What you said to your daughter is fine, but we want to understand more about why this is happening in order to help make a plan for her to be able to stop.
There are many reasons why a child might act aggressively towards other children by yelling, pushing, or hitting.
No matter what the cause, a child who is acting aggressively often needs better tools for handling upset feelings. Acting aggressively can feel very powerful, but usually makes problems bigger rather than better. We want to redefine being powerful as being in control of ourselves by using our Mouth Closed Power, Hands Down Power, Please Stop Power, Walk Away Power, and Getting Help Power.

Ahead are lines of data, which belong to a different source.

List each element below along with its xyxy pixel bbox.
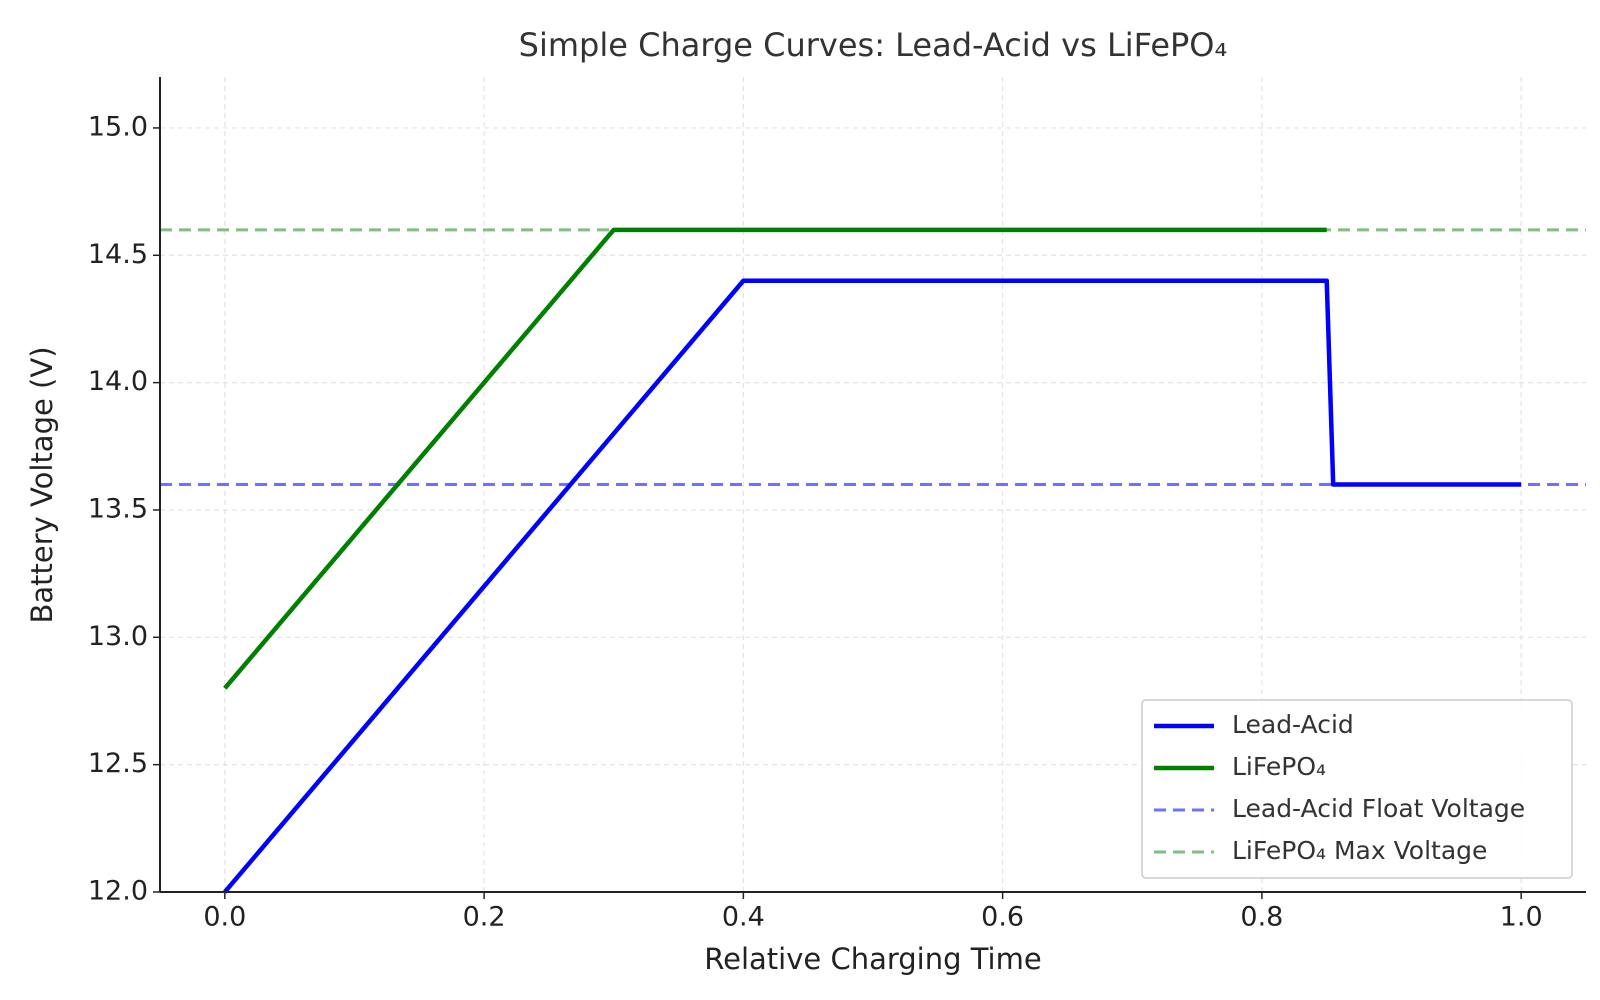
x-axis-label: Relative Charging Time <box>704 942 1041 976</box>
line <box>223 227 1327 690</box>
y-tick-label: 13.5 <box>88 493 148 524</box>
legend-label: Lead-Acid Float Voltage <box>1232 794 1525 823</box>
x-tick-label: 0.8 <box>1240 902 1283 933</box>
legend-label: LiFePO₄ <box>1232 752 1326 781</box>
y-tick-label: 14.5 <box>88 239 148 270</box>
legend-label: LiFePO₄ Max Voltage <box>1232 836 1487 865</box>
x-tick-label: 0.0 <box>203 902 246 933</box>
chart-title: Simple Charge Curves: Lead-Acid vs LiFeP… <box>519 26 1228 64</box>
x-tick-label: 0.4 <box>722 902 765 933</box>
x-tick-label: 0.2 <box>463 902 506 933</box>
legend-box <box>1141 699 1573 879</box>
legend-label: Lead-Acid <box>1232 710 1354 739</box>
y-tick-label: 14.0 <box>88 366 148 397</box>
x-tick-label: 0.6 <box>981 902 1024 933</box>
y-axis-label: Battery Voltage (V) <box>25 346 59 623</box>
y-tick-label: 12.5 <box>88 748 148 779</box>
y-tick-label: 12.0 <box>88 876 148 907</box>
x-tick-label: 1.0 <box>1500 902 1543 933</box>
y-tick-label: 13.0 <box>88 621 148 652</box>
line <box>223 278 1522 894</box>
y-tick-label: 15.0 <box>88 111 148 142</box>
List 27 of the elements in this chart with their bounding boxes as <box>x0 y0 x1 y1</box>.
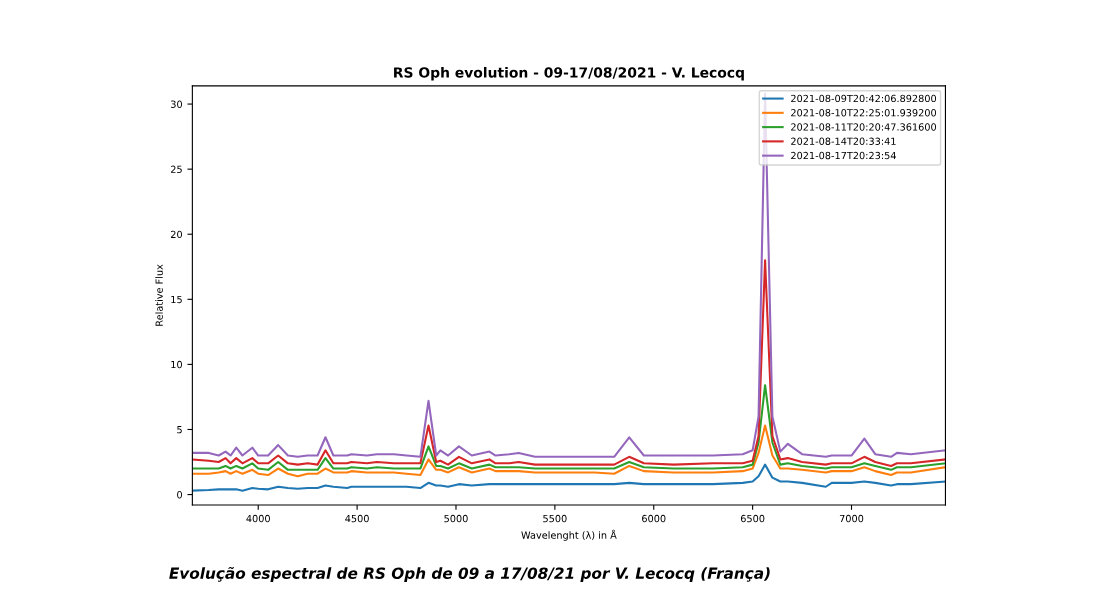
x-tick-label: 4500 <box>345 514 369 523</box>
legend-label: 2021-08-09T20:42:06.892800 <box>791 94 937 103</box>
y-tick-label: 15 <box>171 295 182 304</box>
y-axis-title: Relative Flux <box>155 264 163 326</box>
line-series <box>192 463 946 492</box>
y-tick-label: 30 <box>171 100 182 108</box>
y-tick-label: 20 <box>170 230 182 239</box>
x-tick-label: 7000 <box>839 514 864 523</box>
x-tick-label: 5500 <box>543 514 567 523</box>
line-series <box>192 259 946 467</box>
y-tick-label: 5 <box>177 426 182 434</box>
x-tick-label: 6000 <box>642 514 666 523</box>
y-tick-label: 10 <box>171 360 182 369</box>
x-tick-label: 6500 <box>740 514 765 523</box>
y-tick-label: 25 <box>170 165 182 173</box>
line-series <box>192 384 946 471</box>
legend-label: 2021-08-14T20:33:41 <box>791 137 896 145</box>
chart-title: RS Oph evolution - 09-17/08/2021 - V. Lecocq <box>394 66 744 81</box>
text: Evolução espectral de RS Oph de 09 a 17/08/21 por V. Lecocq (França) <box>169 566 770 582</box>
y-tick-label: 0 <box>177 491 182 499</box>
legend-label: 2021-08-11T20:20:47.361600 <box>791 123 937 131</box>
x-tick-label: 5000 <box>444 514 468 523</box>
line-series <box>192 424 946 478</box>
x-tick-label: 4000 <box>246 514 270 523</box>
legend-label: 2021-08-17T20:23:54 <box>791 151 896 160</box>
legend-label: 2021-08-10T22:25:01.939200 <box>791 109 937 117</box>
x-axis-title: Wavelenght (λ) in Å <box>521 529 617 541</box>
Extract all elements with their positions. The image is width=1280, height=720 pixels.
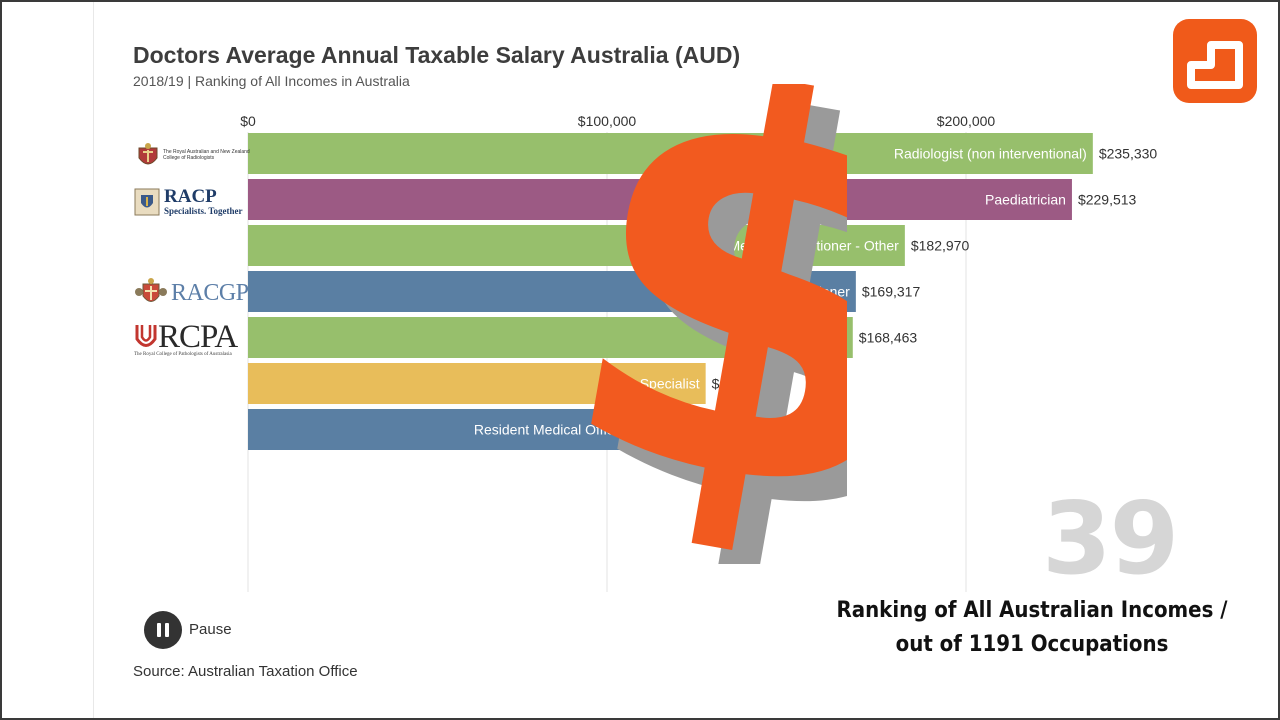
- frame-divider: [93, 2, 94, 718]
- svg-text:$: $: [547, 84, 847, 564]
- pause-icon-bar: [165, 623, 169, 637]
- rcpa-mark-icon: [135, 325, 157, 347]
- rank-caption: Ranking of All Australian Incomes / out …: [822, 594, 1242, 662]
- chart-title: Doctors Average Annual Taxable Salary Au…: [133, 42, 741, 68]
- rcpa-name: RCPA: [158, 319, 238, 355]
- brand-logo[interactable]: [1173, 19, 1257, 103]
- value-label: $182,970: [911, 238, 970, 254]
- dollar-sign-icon: $ $: [547, 84, 847, 564]
- rank-caption-line1: Ranking of All Australian Incomes /: [836, 598, 1228, 623]
- rcpa-tagline: The Royal College of Pathologists of Aus…: [134, 352, 232, 357]
- bar-label: Other Specialist: [601, 376, 700, 392]
- value-label: $235,330: [1099, 146, 1158, 162]
- value-label: $229,513: [1078, 192, 1137, 208]
- value-label: $127,480: [712, 376, 771, 392]
- source-note: Source: Australian Taxation Office: [133, 663, 358, 680]
- racp-logo: RACP Specialists. Together: [133, 186, 261, 218]
- x-tick-label: $100,000: [578, 113, 637, 129]
- racgp-logo: RACGP: [133, 276, 261, 310]
- bar: [248, 317, 853, 358]
- racgp-name: RACGP: [171, 280, 249, 306]
- bar: [248, 225, 905, 266]
- bar-label: Pathologist: [778, 330, 847, 346]
- bar-label: Medical Practitioner - Other: [728, 238, 899, 254]
- crest-icon: [134, 188, 160, 216]
- rank-caption-line2: out of 1191 Occupations: [895, 632, 1169, 657]
- crest-icon: [138, 143, 158, 165]
- crest-icon: [135, 278, 167, 302]
- x-tick-label: $0: [240, 113, 256, 129]
- pause-button[interactable]: [144, 611, 182, 649]
- bar-label: Paediatrician: [985, 192, 1066, 208]
- ranzcr-logo: The Royal Australian and New Zealand Col…: [133, 142, 259, 172]
- bar: [248, 133, 1093, 174]
- stairs-logo-icon: [1187, 41, 1243, 89]
- value-label: $168,463: [859, 330, 918, 346]
- value-label: $169,317: [862, 284, 921, 300]
- chart-subtitle: 2018/19 | Ranking of All Incomes in Aust…: [133, 73, 410, 89]
- bar: [248, 271, 856, 312]
- bar-label: Resident Medical Officer: [474, 422, 627, 438]
- racp-tagline: Specialists. Together: [164, 206, 243, 216]
- pause-icon: [157, 623, 161, 637]
- ranzcr-text: The Royal Australian and New Zealand Col…: [163, 149, 250, 161]
- pause-label[interactable]: Pause: [189, 621, 232, 638]
- rcpa-logo: RCPA The Royal College of Pathologists o…: [133, 319, 261, 362]
- racp-name: RACP: [164, 186, 217, 207]
- bar: [248, 179, 1072, 220]
- bar: [248, 409, 633, 450]
- bar: [248, 363, 706, 404]
- x-tick-label: $200,000: [937, 113, 996, 129]
- bar-label: Radiologist (non interventional): [894, 146, 1087, 162]
- bar-label: General Practitioner: [725, 284, 850, 300]
- rank-number: 39: [1042, 480, 1179, 597]
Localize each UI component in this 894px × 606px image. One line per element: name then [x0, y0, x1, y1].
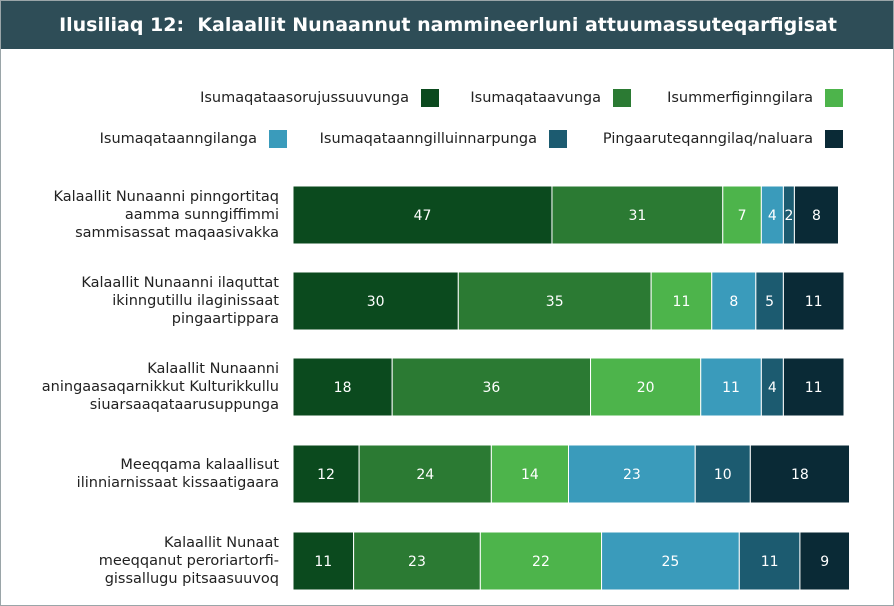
legend-label: Isumaqataasorujussuuvunga	[200, 90, 409, 106]
data-label: 11	[314, 554, 332, 570]
data-label: 10	[714, 467, 732, 483]
bar-segment	[793, 185, 839, 245]
category-label: Meeqqama kalaallisut ilinniarnissaat kis…	[76, 457, 279, 491]
data-label: 23	[623, 467, 641, 483]
bar-segment	[292, 357, 393, 417]
data-label: 11	[722, 380, 740, 396]
legend-label: Isumaqataanngilanga	[100, 131, 257, 147]
bar-segment	[590, 357, 702, 417]
data-label: 12	[317, 467, 335, 483]
data-label: 22	[532, 554, 550, 570]
data-label: 23	[408, 554, 426, 570]
data-label: 9	[820, 554, 829, 570]
data-label: 31	[628, 208, 646, 224]
legend-swatch	[269, 130, 287, 148]
data-label: 14	[521, 467, 539, 483]
bar-segment	[700, 357, 762, 417]
bar-segment	[711, 271, 757, 331]
bar-segment	[292, 531, 355, 591]
bar-segment	[353, 531, 481, 591]
bar-segment	[292, 444, 360, 504]
legend-swatch	[825, 130, 843, 148]
legend-label: Pingaaruteqanngilaq/naluara	[603, 131, 813, 147]
data-label: 11	[673, 294, 691, 310]
bar-segment	[551, 185, 724, 245]
data-label: 20	[637, 380, 655, 396]
data-label: 11	[805, 294, 823, 310]
data-label: 5	[765, 294, 774, 310]
bar-segment	[490, 444, 569, 504]
data-label: 4	[768, 380, 777, 396]
category-label: Kalaallit Nunaat meeqqanut peroriartorfi…	[98, 535, 279, 587]
data-label: 24	[416, 467, 434, 483]
data-label: 25	[662, 554, 680, 570]
data-label: 2	[784, 208, 793, 224]
chart-title: Ilusiliaq 12: Kalaallit Nunaannut nammin…	[1, 1, 893, 49]
legend-label: Isumaqataavunga	[470, 90, 601, 106]
data-label: 4	[768, 208, 777, 224]
data-label: 8	[729, 294, 738, 310]
data-label: 11	[761, 554, 779, 570]
bar-segment	[650, 271, 713, 331]
bar-segment	[749, 444, 851, 504]
legend-swatch	[421, 89, 439, 107]
data-label: 18	[791, 467, 809, 483]
data-label: 8	[812, 208, 821, 224]
bar-segment	[722, 185, 762, 245]
data-label: 47	[414, 208, 432, 224]
bar-segment	[457, 271, 652, 331]
bar-segment	[391, 357, 592, 417]
category-label: Kalaallit Nunaanni aningaasaqarnikkut Ku…	[41, 361, 279, 413]
data-label: 18	[334, 380, 352, 396]
bar-segment	[358, 444, 492, 504]
data-label: 30	[367, 294, 385, 310]
legend-label: Isummerfiginngilara	[667, 90, 813, 106]
data-label: 35	[546, 294, 564, 310]
bar-segment	[292, 271, 459, 331]
legend-swatch	[549, 130, 567, 148]
bar-segment	[694, 444, 751, 504]
bar-segment	[601, 531, 740, 591]
bar-segment	[799, 531, 851, 591]
category-label: Kalaallit Nunaanni pinngortitaq aamma su…	[53, 189, 279, 241]
data-label: 11	[805, 380, 823, 396]
bar-segment	[782, 271, 845, 331]
bar-segment	[755, 271, 784, 331]
data-label: 7	[738, 208, 747, 224]
data-label: 36	[482, 380, 500, 396]
legend-swatch	[613, 89, 631, 107]
legend-swatch	[825, 89, 843, 107]
legend-label: Isumaqataanngilluinnarpunga	[320, 131, 537, 147]
bar-segment	[782, 357, 845, 417]
category-label: Kalaallit Nunaanni ilaquttat ikinngutill…	[81, 275, 279, 327]
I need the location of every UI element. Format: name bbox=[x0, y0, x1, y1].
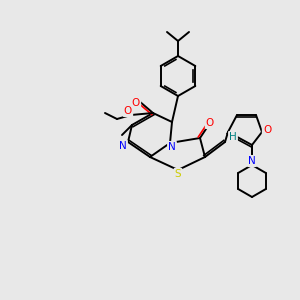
Text: N: N bbox=[168, 142, 176, 152]
Text: O: O bbox=[132, 98, 140, 108]
Text: N: N bbox=[248, 156, 256, 166]
Text: O: O bbox=[263, 125, 271, 135]
Text: H: H bbox=[229, 132, 237, 142]
Text: O: O bbox=[206, 118, 214, 128]
Text: O: O bbox=[124, 106, 132, 116]
Text: S: S bbox=[175, 169, 181, 179]
Text: N: N bbox=[119, 141, 127, 151]
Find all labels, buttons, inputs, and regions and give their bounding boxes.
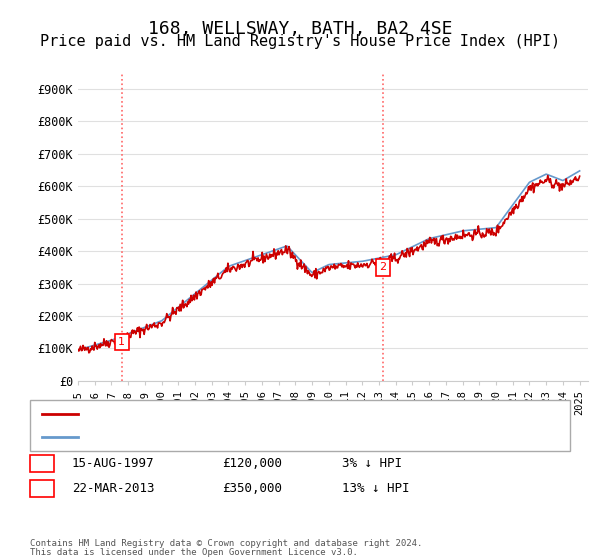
- Text: 22-MAR-2013: 22-MAR-2013: [72, 482, 155, 496]
- Text: 1: 1: [118, 337, 125, 347]
- Text: £120,000: £120,000: [222, 457, 282, 470]
- Text: 2: 2: [38, 482, 46, 496]
- Text: Contains HM Land Registry data © Crown copyright and database right 2024.: Contains HM Land Registry data © Crown c…: [30, 539, 422, 548]
- Text: Price paid vs. HM Land Registry's House Price Index (HPI): Price paid vs. HM Land Registry's House …: [40, 34, 560, 49]
- Text: This data is licensed under the Open Government Licence v3.0.: This data is licensed under the Open Gov…: [30, 548, 358, 557]
- Text: 3% ↓ HPI: 3% ↓ HPI: [342, 457, 402, 470]
- Text: 1: 1: [38, 457, 46, 470]
- Text: HPI: Average price, detached house, Bath and North East Somerset: HPI: Average price, detached house, Bath…: [87, 432, 519, 442]
- Text: 2: 2: [379, 262, 386, 272]
- Text: 168, WELLSWAY, BATH, BA2 4SE (detached house): 168, WELLSWAY, BATH, BA2 4SE (detached h…: [87, 409, 391, 419]
- Text: 168, WELLSWAY, BATH, BA2 4SE: 168, WELLSWAY, BATH, BA2 4SE: [148, 20, 452, 38]
- Text: 15-AUG-1997: 15-AUG-1997: [72, 457, 155, 470]
- Text: £350,000: £350,000: [222, 482, 282, 496]
- Text: 13% ↓ HPI: 13% ↓ HPI: [342, 482, 410, 496]
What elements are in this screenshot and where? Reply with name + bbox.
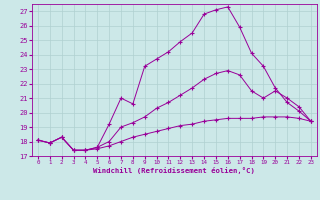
X-axis label: Windchill (Refroidissement éolien,°C): Windchill (Refroidissement éolien,°C) [93,167,255,174]
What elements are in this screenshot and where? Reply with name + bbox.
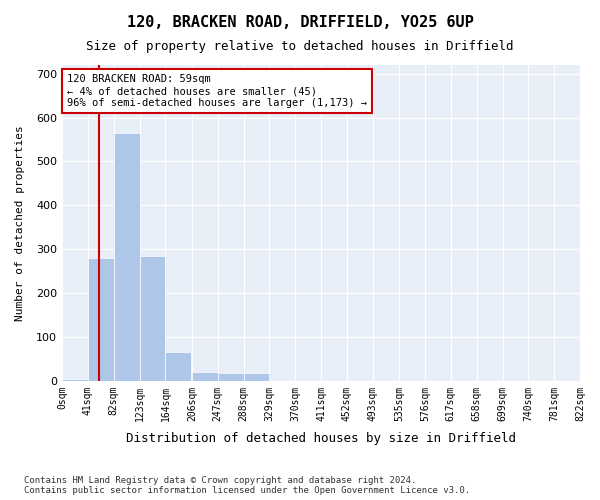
Text: Contains HM Land Registry data © Crown copyright and database right 2024.: Contains HM Land Registry data © Crown c… (24, 476, 416, 485)
Bar (62, 378, 88, 381)
Bar (114, 133, 140, 381)
Y-axis label: Number of detached properties: Number of detached properties (15, 125, 25, 321)
Bar (88, 258, 114, 381)
Text: Size of property relative to detached houses in Driffield: Size of property relative to detached ho… (86, 40, 514, 53)
Text: 120 BRACKEN ROAD: 59sqm
← 4% of detached houses are smaller (45)
96% of semi-det: 120 BRACKEN ROAD: 59sqm ← 4% of detached… (67, 74, 367, 108)
X-axis label: Distribution of detached houses by size in Driffield: Distribution of detached houses by size … (126, 432, 516, 445)
Text: Contains public sector information licensed under the Open Government Licence v3: Contains public sector information licen… (24, 486, 470, 495)
Bar (192, 372, 218, 381)
Bar (140, 256, 166, 381)
Text: 120, BRACKEN ROAD, DRIFFIELD, YO25 6UP: 120, BRACKEN ROAD, DRIFFIELD, YO25 6UP (127, 15, 473, 30)
Bar (166, 352, 191, 381)
Bar (244, 373, 269, 381)
Bar (218, 373, 244, 381)
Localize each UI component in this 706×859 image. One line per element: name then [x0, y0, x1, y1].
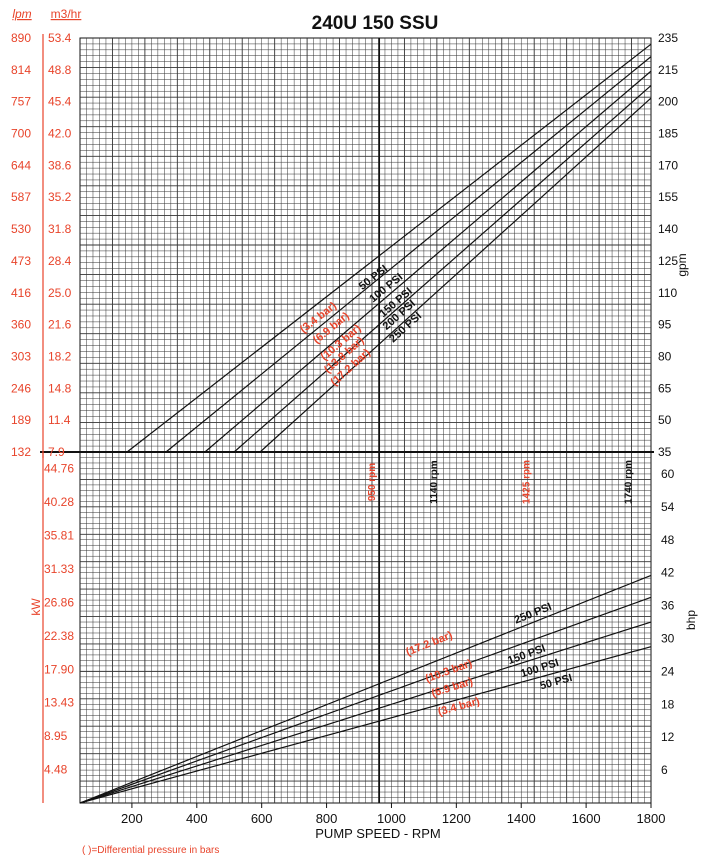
kw-tick-label: 13.43	[44, 696, 74, 710]
m3hr-tick-label: 38.6	[48, 158, 72, 172]
flow-series-line	[233, 85, 652, 453]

You can give your daughter practice in using these tools by imagining situations where she has been showing aggressive behavior and acting them out with her, coaching her to be assertive rather than either passive or aggressive.
Hope this helps,
Irene from Kidpower
Crabbie
11-20-2008, 02:41 PM
She is 5, she said that she hit the other girl because she was bugging another student. The girl she hit is to my understanding a friend one day and not a friend another day. I have not seen this behavior before but she has been asking questions about what would happen if she slapped me or if she slapped someone else.
KIDPOWER
11-21-2008, 08:54 AM
Good Morning,
It sounds as if your daughter is experimenting with her personal power. This is normal for a five-year-old. What she needs is guidance in how to use her personal power in positive ways rather than negative ones. In addition to understanding that hitting and slapping is wrong, even if you don't like what the other person is doing, your daughter needs to develop tools for handling her feelings and using her power in positive ways. We have found that practicing what to do works far better than just being told. You can tell your daughter to imagine that the other girl is bugging another student - you might use toys as props for this - and then act out different solutions that do not involve hitting.
You can also discuss what kinds of behavior makes someone a good friend and not a good friend - and how to communicate this to the person and how to leave is that doesn't work.